Domestic Violence Awareness Month
Did you know October is Domestic Violence Awareness Month (DVAM)?
How did DVAM come about? Domestic Violence Awareness Month stemmed from the “Day of Unity” held in October 1981 by the National Coalition Against Domestic Violence (NCADV). In 1989, Congress passed Public Law 101-112, officially designating October as National Domestic Violence Awareness Month. Legislation continues to pass this law each year in support of DVAM. Moreover, Oct. 1 to Oct. 7 is National Mental Illness Awareness Week, and on Oct. 10 it is World Mental Health Day. October is an important month for us where we continue to celebrate and help those who are with us and commemorate those who are gone due to domestic violence. We also spread awareness.
What can awareness do?
Spreading awareness can prevent further abuse from happening. Since most abuse is private, people may feel there's not much they can do to help. It's not true. Awareness can alert victims on who they can turn to for help and let the public know how they could assist those who are suffering from domestic violence.

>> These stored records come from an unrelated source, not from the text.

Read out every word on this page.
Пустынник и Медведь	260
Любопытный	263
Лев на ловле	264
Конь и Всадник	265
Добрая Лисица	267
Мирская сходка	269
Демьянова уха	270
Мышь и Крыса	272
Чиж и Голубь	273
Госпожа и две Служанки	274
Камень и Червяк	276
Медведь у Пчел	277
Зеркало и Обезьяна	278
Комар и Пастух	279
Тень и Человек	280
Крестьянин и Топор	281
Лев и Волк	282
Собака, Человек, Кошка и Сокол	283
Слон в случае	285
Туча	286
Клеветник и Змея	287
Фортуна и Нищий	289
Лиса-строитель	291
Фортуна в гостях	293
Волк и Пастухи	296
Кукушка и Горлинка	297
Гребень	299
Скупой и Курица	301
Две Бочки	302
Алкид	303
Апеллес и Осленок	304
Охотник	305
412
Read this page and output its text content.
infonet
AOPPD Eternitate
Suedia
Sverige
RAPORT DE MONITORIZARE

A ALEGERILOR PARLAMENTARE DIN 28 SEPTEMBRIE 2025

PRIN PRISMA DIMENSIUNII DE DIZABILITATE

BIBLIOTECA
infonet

Here's what YOU can do to prevent violence:
Be a voice. Speak up for those who can't speak for themselves.
Promote women's independence and gender equality.
Encourage your employer to hire more women and stress the importance of raises.
Advocate that women receive Equal Pay for Equal Work.
Inform men that we need them to be part of our movement.
Challenge the condoning of violence against women.
Do not support or normalize violence of any sort.
Do not partake in victim-blaming (i.e., What was she wearing? Was she drunk?).
Do not accept gender roles nor support stereotypes.
Do not tell little girls, "He hits you because he likes you."
Teach children how to treat each other respectfully and equally.
Sexist jokes and behaviors are no laughing matter.
Create a safe, equal, and inclusive culture at home, work, school, and social events.
Start with you: Look at your own perceptions of women, men, sexual preferences, other races and religions.
If a friend or relative lets you know she’s in a violent relationship, listen to her. Believe her. Support her.
If a victim confides in you, do not say, "Why don't you just leave?" Refrain from name-calling.
Ask local, federal, and state officials to enforce policies and laws that help prevent violence.
Tell your friends, family, and peers about the importance of healthy relationships.
Volunteer at a domestic violence agency and help disseminate flyers that contain resources for domestic violence victims.
Encourage schools, educators, religious groups and/or staff at your job on recognizing women who are being abused for an intervention.